La novela como representación atiende a una acción humana que se desarrolla en un tiempo y en un espacio. Entiendo que en la actualidad, en esta era del capitalismo sin límite, la propia noción del tiempo ha sido secuestrada. No me refiero a la idea de progreso, sino a la idea de que el hoy va a tener consecuencias en el mañana. La desaparición de esa idea es una de las herencias de la posmodernidad.

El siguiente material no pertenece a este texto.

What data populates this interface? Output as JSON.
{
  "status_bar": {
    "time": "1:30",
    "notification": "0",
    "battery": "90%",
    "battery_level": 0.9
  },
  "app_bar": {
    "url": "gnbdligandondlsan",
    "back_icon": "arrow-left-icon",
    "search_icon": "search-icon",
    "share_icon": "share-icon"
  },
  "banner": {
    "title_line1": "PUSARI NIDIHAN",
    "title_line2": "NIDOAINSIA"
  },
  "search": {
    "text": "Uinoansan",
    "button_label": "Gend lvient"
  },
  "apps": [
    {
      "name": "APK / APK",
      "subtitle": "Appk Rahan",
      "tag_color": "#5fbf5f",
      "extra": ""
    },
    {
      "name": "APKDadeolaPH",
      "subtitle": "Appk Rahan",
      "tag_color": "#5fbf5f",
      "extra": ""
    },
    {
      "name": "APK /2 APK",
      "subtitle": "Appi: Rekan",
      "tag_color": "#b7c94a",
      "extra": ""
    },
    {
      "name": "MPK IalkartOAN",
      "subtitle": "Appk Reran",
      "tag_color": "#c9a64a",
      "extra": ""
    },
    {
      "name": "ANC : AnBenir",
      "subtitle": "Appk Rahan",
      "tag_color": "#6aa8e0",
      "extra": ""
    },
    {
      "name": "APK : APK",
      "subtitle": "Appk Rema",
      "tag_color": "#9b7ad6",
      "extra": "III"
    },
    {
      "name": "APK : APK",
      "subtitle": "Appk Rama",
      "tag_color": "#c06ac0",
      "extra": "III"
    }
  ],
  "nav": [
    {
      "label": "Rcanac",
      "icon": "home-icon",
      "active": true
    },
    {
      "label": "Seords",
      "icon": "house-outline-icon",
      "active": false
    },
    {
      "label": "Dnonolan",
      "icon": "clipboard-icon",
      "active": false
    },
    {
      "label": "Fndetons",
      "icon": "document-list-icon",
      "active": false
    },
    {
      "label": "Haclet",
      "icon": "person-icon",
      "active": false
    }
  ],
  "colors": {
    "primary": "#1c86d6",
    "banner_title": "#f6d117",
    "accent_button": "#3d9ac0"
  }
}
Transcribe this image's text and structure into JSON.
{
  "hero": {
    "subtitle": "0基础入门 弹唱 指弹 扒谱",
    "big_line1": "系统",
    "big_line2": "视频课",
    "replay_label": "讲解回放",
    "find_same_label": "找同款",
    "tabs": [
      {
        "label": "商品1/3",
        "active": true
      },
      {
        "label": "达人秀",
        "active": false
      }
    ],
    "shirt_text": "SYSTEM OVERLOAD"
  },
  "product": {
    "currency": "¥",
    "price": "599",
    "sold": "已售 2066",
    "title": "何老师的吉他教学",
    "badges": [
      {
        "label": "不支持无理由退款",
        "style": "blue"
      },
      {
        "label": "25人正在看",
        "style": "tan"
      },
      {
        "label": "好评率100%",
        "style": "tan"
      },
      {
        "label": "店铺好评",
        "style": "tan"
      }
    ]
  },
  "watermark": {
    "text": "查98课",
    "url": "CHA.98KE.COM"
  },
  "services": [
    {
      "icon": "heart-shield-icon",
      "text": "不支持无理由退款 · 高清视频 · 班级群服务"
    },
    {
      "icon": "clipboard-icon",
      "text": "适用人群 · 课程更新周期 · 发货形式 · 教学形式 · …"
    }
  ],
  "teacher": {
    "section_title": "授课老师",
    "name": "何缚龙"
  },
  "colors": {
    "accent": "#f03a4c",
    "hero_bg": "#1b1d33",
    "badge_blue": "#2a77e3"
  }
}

Jordi Llovet la formulaba así: «Negligencia hacia el tiempo pasado e indiferencia hacia el futuro, anulación del tiempo que no es más que la muerte». Aun siendo una herencia no deseada por muchos, en mi opinión forma parte del patrimonio de la actualidad. Como escritora, me encuentro entre quienes rechazan esa herencia, y por eso construyo novelas donde el tiempo, el transcurrir, sea un medio de crear significación.

Evidentemente, hay otros escritores o escritoras que se sienten cómodos dentro de esa herencia: todo es presente, se dicen; incluso el pasado es presente, y pensar en el futuro es algo castrador y autoritario. El futuro, qué le vamos a hacer, introduce responsabilidad en la novela, en la vida, en la política. En las narraciones dominantes apenas hay futuro, luego apenas hay política; porque la política es, a su modo, la construcción en común del tiempo.

Nos quedaría el espacio, el territorio. Ahora bien: ¿a qué se reduce el territorio si el tiempo desaparece? A un decorado del yo, a un paisaje cuya única función es reflejar el yo. Como diría Dalí, el paisaje es un estado de ánimo, cuya única función, por otro lado, es reflejar un estado anímico casi siempre existencialista. Convertidas en paisajes anímicos, numerosas novelas se plantean a menudo como invención/expresión del yo; en última instancia, como autoayuda individualista.

Y el problema de la autoayuda es lo que tiene en común con la lotería: no nos puede tocar a la mayoría. Por mucho que todos se propongan ser líderes, millonarios o el vendedor más grande del mundo, las cosas no funcionan así en nuestra sociedad piramidal.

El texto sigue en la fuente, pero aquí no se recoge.